Description

Given $n$ pairs $(x_1, y_1), (x_2, y_2), \cdots, (x_n, y_n)$.

There are $q$ queries $(l, r)$. For each query, initialize an array $a$ of length $n$ with all zeros. For each $i$ such that $l \le i \le r$, add $y_i$ to $a_1 \sim a_{x_i}$. Find $\max_{i=1}^n a_i$ after all operations.

Limitations

$1 \le n, q \le 5 \times 10^5$

$1 \le x_i \le n, |y_i| \le n$

Time limit : $10$ seconds

Memory limit : $1024$ MB

Solution

Transform the operations into point additions and find the maximum suffix sum.

Note that since the initial values are zero, and the problem does not specify taking the maximum with zero, we need to extract global operations, use prefix sums for preprocessing, and calculate each query separately.

In array $a$, only the positions that are modified matter.

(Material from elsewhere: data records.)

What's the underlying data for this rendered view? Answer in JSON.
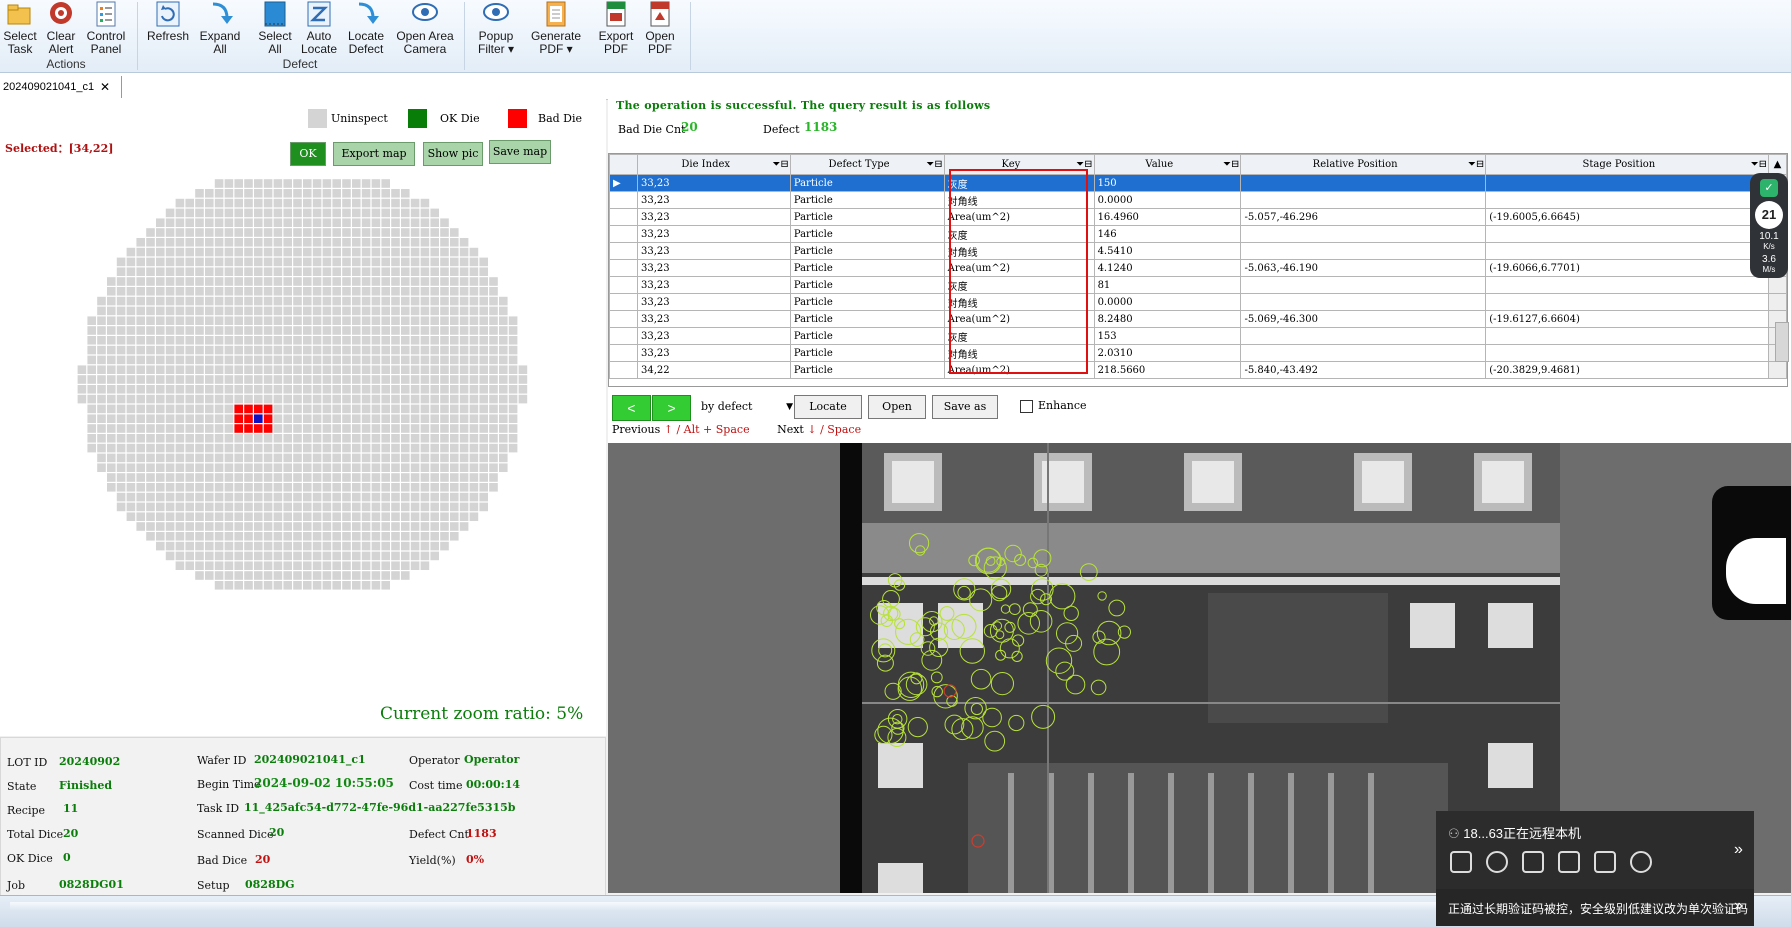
{
  "ribbon": {
    "buttons": [
      {
        "key": "select_task",
        "l1": "Select",
        "l2": "Task"
      },
      {
        "key": "clear_alert",
        "l1": "Clear",
        "l2": "Alert"
      },
      {
        "key": "control_panel",
        "l1": "Control",
        "l2": "Panel"
      },
      {
        "key": "refresh",
        "l1": "Refresh",
        "l2": ""
      },
      {
        "key": "expand_all",
        "l1": "Expand",
        "l2": "All"
      },
      {
        "key": "select_all",
        "l1": "Select",
        "l2": "All"
      },
      {
        "key": "auto_locate",
        "l1": "Auto",
        "l2": "Locate"
      },
      {
        "key": "locate_defect",
        "l1": "Locate",
        "l2": "Defect"
      },
      {
        "key": "open_area_camera",
        "l1": "Open Area",
        "l2": "Camera"
      },
      {
        "key": "popup_filter",
        "l1": "Popup",
        "l2": "Filter ▾"
      },
      {
        "key": "generate_pdf",
        "l1": "Generate",
        "l2": "PDF ▾"
      },
      {
        "key": "export_pdf",
        "l1": "Export",
        "l2": "PDF"
      },
      {
        "key": "open_pdf",
        "l1": "Open",
        "l2": "PDF"
      }
    ],
    "groups": {
      "actions": "Actions",
      "defect": "Defect"
    }
  },
  "tab": {
    "label": "202409021041_c1",
    "close": "✕"
  },
  "legend": {
    "uninspect": "Uninspect",
    "ok": "OK Die",
    "bad": "Bad Die"
  },
  "colors": {
    "uninspect": "#d4d4d4",
    "ok": "#087d08",
    "bad": "#ff0000",
    "selected_die": "#1010c0",
    "selected_row": "#1f6fd1"
  },
  "selected": "Selected：[34,22]",
  "map_buttons": {
    "ok": "OK",
    "export": "Export map",
    "show": "Show pic",
    "save": "Save map"
  },
  "zoom": "Current zoom ratio: 5%",
  "info": {
    "lot_id_l": "LOT ID",
    "lot_id": "20240902",
    "wafer_id_l": "Wafer ID",
    "wafer_id": "202409021041_c1",
    "operator_l": "Operator",
    "operator": "Operator",
    "state_l": "State",
    "state": "Finished",
    "begin_l": "Begin Time",
    "begin": "2024-09-02 10:55:05",
    "cost_l": "Cost time",
    "cost": "00:00:14",
    "recipe_l": "Recipe",
    "recipe": "11",
    "task_l": "Task ID",
    "task": "11_425afc54-d772-47fe-96d1-aa227fe5315b",
    "total_l": "Total Dice",
    "total": "20",
    "scanned_l": "Scanned Dice",
    "scanned": "20",
    "defect_l": "Defect Cnt",
    "defect": "1183",
    "okd_l": "OK Dice",
    "okd": "0",
    "bad_l": "Bad Dice",
    "bad": "20",
    "yield_l": "Yield(%)",
    "yield": "0%",
    "job_l": "Job",
    "job": "0828DG01",
    "setup_l": "Setup",
    "setup": "0828DG"
  },
  "result": {
    "message": "The operation is successful. The query result is as follows",
    "bad_die_l": "Bad Die Cnt",
    "bad_die": "20",
    "defect_l": "Defect",
    "defect": "1183"
  },
  "table": {
    "headers": [
      "Die Index",
      "Defect Type",
      "Key",
      "Value",
      "Relative Position",
      "Stage Position"
    ],
    "rows": [
      [
        "33,23",
        "Particle",
        "灰度",
        "150",
        "",
        ""
      ],
      [
        "33,23",
        "Particle",
        "对角线",
        "0.0000",
        "",
        ""
      ],
      [
        "33,23",
        "Particle",
        "Area(um^2)",
        "16.4960",
        "-5.057,-46.296",
        "(-19.6005,6.6645)"
      ],
      [
        "33,23",
        "Particle",
        "灰度",
        "146",
        "",
        ""
      ],
      [
        "33,23",
        "Particle",
        "对角线",
        "4.5410",
        "",
        ""
      ],
      [
        "33,23",
        "Particle",
        "Area(um^2)",
        "4.1240",
        "-5.063,-46.190",
        "(-19.6066,6.7701)"
      ],
      [
        "33,23",
        "Particle",
        "灰度",
        "81",
        "",
        ""
      ],
      [
        "33,23",
        "Particle",
        "对角线",
        "0.0000",
        "",
        ""
      ],
      [
        "33,23",
        "Particle",
        "Area(um^2)",
        "8.2480",
        "-5.069,-46.300",
        "(-19.6127,6.6604)"
      ],
      [
        "33,23",
        "Particle",
        "灰度",
        "153",
        "",
        ""
      ],
      [
        "33,23",
        "Particle",
        "对角线",
        "2.0310",
        "",
        ""
      ],
      [
        "34,22",
        "Particle",
        "Area(um^2)",
        "218.5660",
        "-5.840,-43.492",
        "(-20.3829,9.4681)"
      ]
    ]
  },
  "nav": {
    "prev": "<",
    "next": ">",
    "mode": "by defect",
    "locate": "Locate",
    "open": "Open",
    "save_as": "Save as",
    "enhance": "Enhance",
    "prev_label": "Previous",
    "prev_key": "↑ / Alt + Space",
    "next_label": "Next",
    "next_key": "↓ / Space"
  },
  "widget": {
    "pct": "21",
    "up": "10.1",
    "up_unit": "K/s",
    "down": "3.6",
    "down_unit": "M/s"
  },
  "remote": {
    "title": "18...63正在远程本机",
    "warning": "正通过长期验证码被控，安全级别低建议改为单次验证码"
  }
}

Therefore, sort the pairs in ascending order of $x_i$, and for pairs with the same $x_i$, sort in descending order of $y_i$ (to ensure that all operations for the same $x_i$ are taken into account).

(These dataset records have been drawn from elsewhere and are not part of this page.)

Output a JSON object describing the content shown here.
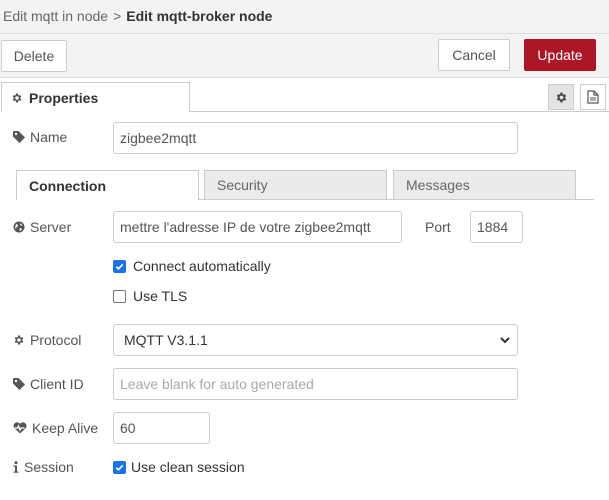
{
  "breadcrumb": {
    "parent": "Edit mqtt in node",
    "separator": ">",
    "current": "Edit mqtt-broker node"
  },
  "toolbar": {
    "delete_label": "Delete",
    "cancel_label": "Cancel",
    "update_label": "Update"
  },
  "tabs": {
    "properties_label": "Properties"
  },
  "form": {
    "name_label": "Name",
    "name_value": "zigbee2mqtt"
  },
  "subtabs": {
    "connection": "Connection",
    "security": "Security",
    "messages": "Messages"
  },
  "connection": {
    "server_label": "Server",
    "server_value": "mettre l'adresse IP de votre zigbee2mqtt",
    "port_label": "Port",
    "port_value": "1884",
    "auto_connect_label": "Connect automatically",
    "auto_connect_checked": true,
    "tls_label": "Use TLS",
    "tls_checked": false,
    "protocol_label": "Protocol",
    "protocol_value": "MQTT V3.1.1",
    "client_id_label": "Client ID",
    "client_id_placeholder": "Leave blank for auto generated",
    "keepalive_label": "Keep Alive",
    "keepalive_value": "60",
    "session_label": "Session",
    "clean_session_label": "Use clean session",
    "clean_session_checked": true
  },
  "colors": {
    "accent": "#ad1625",
    "checkbox": "#1a73e8"
  },
  "icons": {
    "properties": "gear-icon",
    "name": "tag-icon",
    "server": "globe-icon",
    "protocol": "gear-icon",
    "client_id": "tag-icon",
    "keepalive": "heartbeat-icon",
    "session": "info-icon",
    "settings_button": "gear-icon",
    "description_button": "document-icon"
  }
}
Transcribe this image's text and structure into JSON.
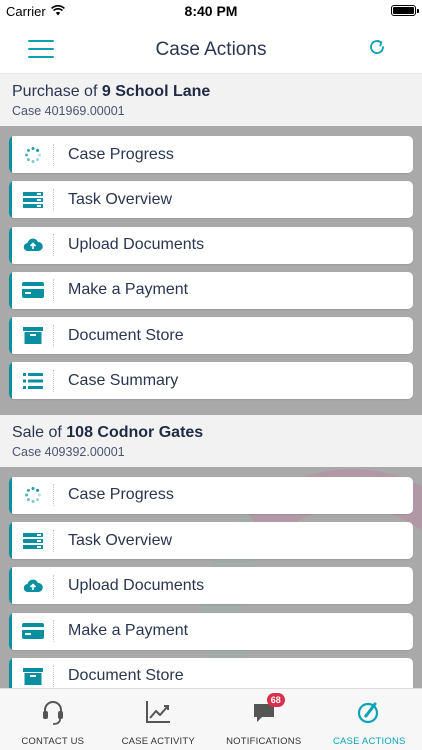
{
  "status_bar": {
    "carrier": "Carrier",
    "time": "8:40 PM"
  },
  "header": {
    "title": "Case Actions"
  },
  "cases": [
    {
      "prefix": "Purchase of",
      "address": "9 School Lane",
      "reference": "Case 401969.00001",
      "actions": [
        {
          "label": "Case Progress",
          "icon": "progress-spinner-icon"
        },
        {
          "label": "Task Overview",
          "icon": "task-list-icon"
        },
        {
          "label": "Upload Documents",
          "icon": "cloud-upload-icon"
        },
        {
          "label": "Make a Payment",
          "icon": "credit-card-icon"
        },
        {
          "label": "Document Store",
          "icon": "archive-box-icon"
        },
        {
          "label": "Case Summary",
          "icon": "list-icon"
        }
      ]
    },
    {
      "prefix": "Sale of",
      "address": "108 Codnor Gates",
      "reference": "Case 409392.00001",
      "actions": [
        {
          "label": "Case Progress",
          "icon": "progress-spinner-icon"
        },
        {
          "label": "Task Overview",
          "icon": "task-list-icon"
        },
        {
          "label": "Upload Documents",
          "icon": "cloud-upload-icon"
        },
        {
          "label": "Make a Payment",
          "icon": "credit-card-icon"
        },
        {
          "label": "Document Store",
          "icon": "archive-box-icon"
        }
      ]
    }
  ],
  "tabs": [
    {
      "label": "CONTACT US",
      "icon": "headset-icon",
      "active": false
    },
    {
      "label": "CASE ACTIVITY",
      "icon": "trend-chart-icon",
      "active": false
    },
    {
      "label": "NOTIFICATIONS",
      "icon": "chat-bubble-icon",
      "active": false,
      "badge": "68"
    },
    {
      "label": "CASE ACTIONS",
      "icon": "edit-pencil-icon",
      "active": true
    }
  ],
  "colors": {
    "accent": "#0aa3b5",
    "accent_dark": "#0a8fa0",
    "badge": "#d9304f",
    "text": "#2a3550"
  }
}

Let $p_i$ denote the original index of the $i$-th pair after sorting. Then each query asks for:

$$\max\left(0, \max_{i=1}^n \sum_{j=i}^n y_j \times [l \le p_j \le r]\right)$$

Applying the approach from D2T2 directly: divide the pairs into blocks with size $B=\sqrt n$, perform $O(B^2)$ divide-and-conquer preprocessing for each block, and merge the answers from each block for queries. The time complexity is $O(n\sqrt n)$.